If you’re in a spot of bother or in real trouble anywhere in the world you can now use your iPhone to immediately alert friends or family, including sending them a map of exactly where you are.

A small start-up company, Xpertise Mobile, working out of a house in the trendy, ‘artist-quarter’ inner-Melbourne suburb of Fitzroy, has developed a new application which it has called i am Safe, which can be activated with the single touch of a button to immediately alert up to five friends or family that you need help. It also shows them where you are on a map and also make audio recordings of any incident and downloads them to the server immediately.

What’s more, all of this happens instantly on activation and works anywhere in the world, subject to the integrity of the signal on your iPhone.   It’s also not something you can trigger accidentally as activation begins with a countdown to launch, determined by you on set-up (between 2 and 5 seconds), and to cancel the countdown, you simply slide a bar.

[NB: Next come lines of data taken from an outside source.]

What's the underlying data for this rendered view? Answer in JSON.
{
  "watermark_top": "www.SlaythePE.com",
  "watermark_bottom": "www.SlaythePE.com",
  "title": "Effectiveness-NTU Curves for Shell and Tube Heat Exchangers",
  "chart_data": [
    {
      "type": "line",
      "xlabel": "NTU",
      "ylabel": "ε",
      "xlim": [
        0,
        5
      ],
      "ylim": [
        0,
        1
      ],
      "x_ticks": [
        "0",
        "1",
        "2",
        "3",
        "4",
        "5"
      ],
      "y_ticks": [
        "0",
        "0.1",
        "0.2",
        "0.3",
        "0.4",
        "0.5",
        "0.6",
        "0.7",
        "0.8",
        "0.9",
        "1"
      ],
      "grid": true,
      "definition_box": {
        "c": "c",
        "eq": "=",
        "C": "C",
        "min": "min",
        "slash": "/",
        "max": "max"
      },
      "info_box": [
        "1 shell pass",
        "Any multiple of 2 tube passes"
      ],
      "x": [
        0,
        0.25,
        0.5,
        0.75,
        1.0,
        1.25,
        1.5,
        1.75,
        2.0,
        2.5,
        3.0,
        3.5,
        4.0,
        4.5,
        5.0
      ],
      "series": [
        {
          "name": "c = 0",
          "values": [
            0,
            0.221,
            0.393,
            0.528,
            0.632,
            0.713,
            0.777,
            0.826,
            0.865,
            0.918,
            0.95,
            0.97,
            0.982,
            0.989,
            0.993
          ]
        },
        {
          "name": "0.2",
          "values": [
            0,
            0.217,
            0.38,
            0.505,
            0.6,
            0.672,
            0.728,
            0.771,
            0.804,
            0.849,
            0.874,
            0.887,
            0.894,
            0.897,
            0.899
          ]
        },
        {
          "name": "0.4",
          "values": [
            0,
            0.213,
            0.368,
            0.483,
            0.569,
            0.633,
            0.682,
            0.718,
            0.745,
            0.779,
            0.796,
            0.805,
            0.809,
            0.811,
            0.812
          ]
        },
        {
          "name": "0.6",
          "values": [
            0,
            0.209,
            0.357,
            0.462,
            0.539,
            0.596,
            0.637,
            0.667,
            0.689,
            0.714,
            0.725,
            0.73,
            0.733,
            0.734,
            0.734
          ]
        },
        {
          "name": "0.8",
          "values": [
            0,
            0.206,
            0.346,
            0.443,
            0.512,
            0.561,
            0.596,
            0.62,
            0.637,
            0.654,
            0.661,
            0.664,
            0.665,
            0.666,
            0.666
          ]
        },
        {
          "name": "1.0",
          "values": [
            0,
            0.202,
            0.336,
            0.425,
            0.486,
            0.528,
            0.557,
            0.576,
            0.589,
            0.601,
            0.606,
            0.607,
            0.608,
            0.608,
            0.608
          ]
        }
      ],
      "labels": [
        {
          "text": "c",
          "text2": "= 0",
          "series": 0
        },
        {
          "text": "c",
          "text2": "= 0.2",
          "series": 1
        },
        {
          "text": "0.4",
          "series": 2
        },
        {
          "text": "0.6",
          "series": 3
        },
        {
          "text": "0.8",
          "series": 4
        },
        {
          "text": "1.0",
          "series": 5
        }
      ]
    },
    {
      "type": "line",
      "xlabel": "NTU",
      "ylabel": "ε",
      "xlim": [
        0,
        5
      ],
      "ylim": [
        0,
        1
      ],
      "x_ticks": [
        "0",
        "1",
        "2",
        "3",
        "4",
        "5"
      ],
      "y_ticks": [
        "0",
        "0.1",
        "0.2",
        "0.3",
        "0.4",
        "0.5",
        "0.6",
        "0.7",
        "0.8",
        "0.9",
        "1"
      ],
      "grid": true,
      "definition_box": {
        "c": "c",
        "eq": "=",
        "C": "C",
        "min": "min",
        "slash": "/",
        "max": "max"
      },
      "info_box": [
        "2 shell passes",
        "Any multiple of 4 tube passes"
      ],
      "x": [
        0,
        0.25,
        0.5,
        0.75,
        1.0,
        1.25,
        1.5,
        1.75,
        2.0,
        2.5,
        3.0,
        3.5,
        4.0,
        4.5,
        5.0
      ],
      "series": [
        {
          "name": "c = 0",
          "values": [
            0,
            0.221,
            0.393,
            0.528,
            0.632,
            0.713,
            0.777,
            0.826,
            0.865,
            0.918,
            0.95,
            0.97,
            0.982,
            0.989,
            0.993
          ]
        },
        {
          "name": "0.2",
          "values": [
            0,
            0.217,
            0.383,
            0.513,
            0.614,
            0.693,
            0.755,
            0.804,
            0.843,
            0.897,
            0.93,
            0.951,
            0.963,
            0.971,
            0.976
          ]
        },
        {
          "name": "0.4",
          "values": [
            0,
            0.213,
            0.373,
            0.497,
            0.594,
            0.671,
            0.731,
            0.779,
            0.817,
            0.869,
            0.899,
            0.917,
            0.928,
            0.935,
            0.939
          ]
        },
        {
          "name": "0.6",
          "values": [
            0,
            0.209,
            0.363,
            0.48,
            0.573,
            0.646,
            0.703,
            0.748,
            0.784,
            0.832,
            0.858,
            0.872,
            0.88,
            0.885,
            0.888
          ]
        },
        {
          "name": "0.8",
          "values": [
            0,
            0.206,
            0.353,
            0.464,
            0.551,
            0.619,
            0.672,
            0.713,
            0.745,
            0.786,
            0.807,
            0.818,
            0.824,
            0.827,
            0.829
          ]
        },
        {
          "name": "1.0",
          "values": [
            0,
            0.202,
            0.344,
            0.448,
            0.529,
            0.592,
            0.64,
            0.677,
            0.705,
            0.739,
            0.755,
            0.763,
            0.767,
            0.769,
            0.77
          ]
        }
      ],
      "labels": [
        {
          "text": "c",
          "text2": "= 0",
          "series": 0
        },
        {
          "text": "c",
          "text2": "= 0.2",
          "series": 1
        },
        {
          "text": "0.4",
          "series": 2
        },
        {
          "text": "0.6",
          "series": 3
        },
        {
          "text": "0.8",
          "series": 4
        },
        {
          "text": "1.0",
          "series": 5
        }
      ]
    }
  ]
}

The four simple ways i am Safe can potentially help you in an emergency - providing you have an adequate signal – are, by (i) Making your phone ring, which might just provide the distraction you need to get away; (ii) sending a previously worded emergency text or voice message to five pre-determined contacts; (iii) sending an emergency email to your five contacts, including a link to a map showing where you are and then tracking you continuously; and, (iv) recording audio of the incident and sending it to the i am Safe server for future reference.

This great new, ‘peace-of-mind’ for parents and family, application has been painstakingly developed over the past 12-months by the originator of the idea, Tim Hine, and his newly-formed team of three programmers, one architect and a graphic designer.

Tim, a 64-year-old veteran of the IT industry, told iTWire today that he was triggered into action when, like all other Australians, he was appalled by the events surrounding the disappearance and subsequent death in Croatia of Melbourne girl, Britt Lapthorne.

“A year ago the media was buzzing with reports of the Britt Lapthorne case and, working in IT, I started thinking about a solution.  Being an Apple-based person I thought of developing the solution on the Apple platform, and decided to pull together a team to develop the application.”